Australia: After spending time with numerous managing partners and innovation officers, it seems that Australian firms have the potential to lead the way into newer technologies. That said they seem to be on the same page as what we see in New Zealand. Fixed fee arrangements have been around for years, but are not used frequently yet. Australian firms have leaders that can make bold decisions, but for now are testing the waters with newer forms of legal technology in their marketplace.
Appreciation: Internal Partners at Thomson Reuters:
I am extraordinarily fortunate to have made wonderful connections colleagues all over Thomson Reuters. To a one, these individuals clearly have our customers best interest in mind at all times. They epitomize the quality of being there for others as they diligently work through large and small issues in an effort to make our customers happy. There are far too many examples to highlight, but I would like to recognize the following people for their help as I traveled these last eight weeks.
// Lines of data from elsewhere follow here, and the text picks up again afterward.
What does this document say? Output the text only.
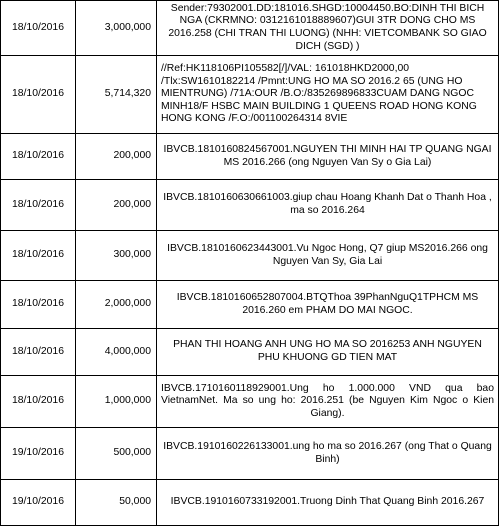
18/10/2016	3,000,000	Sender:79302001.DD:181016.SHGD:10004450.BO:DINH THI BICH NGA (CKRMNO: 0312161018889607)GUI 3TR DONG CHO MS 2016.258 (CHI TRAN THI LUONG) (NHH: VIETCOMBANK SO GIAO DICH (SGD) )

18/10/2016	5,714,320	//Ref:HK118106PI105582[/]/VAL: 161018HKD2000,00 /Tlx:SW1610182214 /Pmnt:UNG HO MA SO 2016.2 65 (UNG HO MIENTRUNG) /71A:OUR /B.O:/835269896833CUAM DANG NGOC MINH18/F HSBC MAIN BUILDING 1 QUEENS ROAD HONG KONG HONG KONG /F.O:/001100264314 8VIE

18/10/2016	200,000	IBVCB.1810160824567001.NGUYEN THI MINH HAI TP QUANG NGAI MS 2016.266 (ong Nguyen Van Sy o Gia Lai)

18/10/2016	200,000	IBVCB.1810160630661003.giup chau Hoang Khanh Dat o Thanh Hoa , ma so 2016.264

18/10/2016	300,000	IBVCB.1810160623443001.Vu Ngoc Hong, Q7 giup MS2016.266 ong Nguyen Van Sy, Gia Lai

18/10/2016	2,000,000	IBVCB.1810160652807004.BTQThoa 39PhanNguQ1TPHCM MS 2016.260 em PHAM DO MAI NGOC.

18/10/2016	4,000,000	PHAN THI HOANG ANH UNG HO MA SO 2016253 ANH NGUYEN PHU KHUONG GD TIEN MAT

18/10/2016	1,000,000	IBVCB.1710160118929001.Ung ho 1.000.000 VND qua bao VietnamNet. Ma so ung ho: 2016.251 (be Nguyen Kim Ngoc o Kien Giang).

19/10/2016	500,000	IBVCB.1910160226133001.ung ho ma so 2016.267 (ong That o Quang Binh)

19/10/2016	50,000	IBVCB.1910160733192001.Truong Dinh That Quang Binh 2016.267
UK: For the Generate Conference, customer meetings and internal strategy meetings, I wish to thank; Kaley Botting, Leila Lobo, Andy Wishart, Lucie Allen, Simon Smith, Ann Lundin, Joe Davis, Joel Black, Vassil Vassilev, Christopher Jeffery, Babar Hayat, Kathryn Davies, Rob Martin, Jennie Bygrave, Brian Carroll, Bruce Frampton, and the rest of the client management, technical, and marketing teams in the UK.
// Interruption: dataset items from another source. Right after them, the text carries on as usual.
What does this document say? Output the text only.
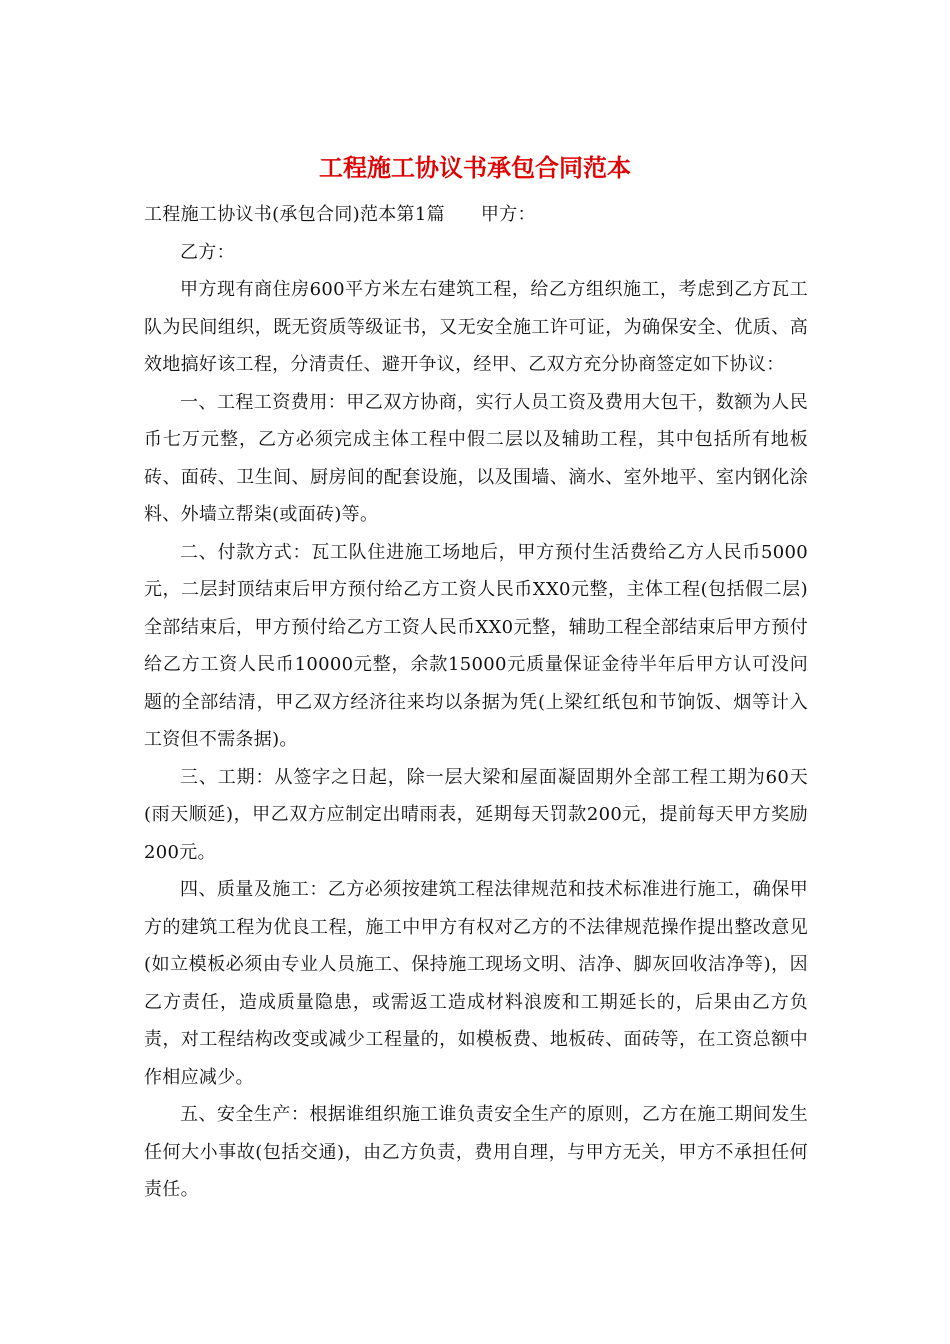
工程施工协议书承包合同范本

工程施工协议书(承包合同)范本第1篇 甲方：

乙方：

甲方现有商住房600平方米左右建筑工程，给乙方组织施工，考虑到乙方瓦工队为民间组织，既无资质等级证书，又无安全施工许可证，为确保安全、优质、高效地搞好该工程，分清责任、避开争议，经甲、乙双方充分协商签定如下协议：

一、工程工资费用：甲乙双方协商，实行人员工资及费用大包干，数额为人民币七万元整，乙方必须完成主体工程中假二层以及辅助工程，其中包括所有地板砖、面砖、卫生间、厨房间的配套设施，以及围墙、滴水、室外地平、室内钢化涂料、外墙立帮柒(或面砖)等。

二、付款方式：瓦工队住进施工场地后，甲方预付生活费给乙方人民币5000元，二层封顶结束后甲方预付给乙方工资人民币XX0元整，主体工程(包括假二层)全部结束后，甲方预付给乙方工资人民币XX0元整，辅助工程全部结束后甲方预付给乙方工资人民币10000元整，余款15000元质量保证金待半年后甲方认可没问题的全部结清，甲乙双方经济往来均以条据为凭(上梁红纸包和节饷饭、烟等计入工资但不需条据)。

三、工期：从签字之日起，除一层大梁和屋面凝固期外全部工程工期为60天(雨天顺延)，甲乙双方应制定出晴雨表，延期每天罚款200元，提前每天甲方奖励200元。

四、质量及施工：乙方必须按建筑工程法律规范和技术标准进行施工，确保甲方的建筑工程为优良工程，施工中甲方有权对乙方的不法律规范操作提出整改意见(如立模板必须由专业人员施工、保持施工现场文明、洁净、脚灰回收洁净等)，因乙方责任，造成质量隐患，或需返工造成材料浪废和工期延长的，后果由乙方负责，对工程结构改变或减少工程量的，如模板费、地板砖、面砖等，在工资总额中作相应减少。

五、安全生产：根据谁组织施工谁负责安全生产的原则，乙方在施工期间发生任何大小事故(包括交通)，由乙方负责，费用自理，与甲方无关，甲方不承担任何责任。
US: For the panel on cryptocurrencies and blockchain for the Federal Government team; Gina Scialabba, Kate Friedrich, Robert Buergenthal, David Wilkins For the Corporates partnership with the Association of Insurance Compliance Professionals and Financial Industry on Cybersecurity: Melissa Berry, Matthew Ashley, J., Lauren Wilkins, Daisy Rowan, Dorian Buckethal and the rest of the marketing teams on the Federal Government, Corporates, and Refinitiv. The Demoing the Dark Web talks with Wendy Maines and Blythe McCoy
UAE: For the Managing Partner Dinner, customer meetings, and internal presentations and meetings, I wish to thank; Haley O’Brien, Danny Crouch, Ibrahim Abdel Rehim, Suhayl Hendricks, Nicholas Cronjager, Eslam Mahmoud, Mark Freeman, M., Yasincan Gabriel Altiparmak, and the rest of the client management team in Dubai.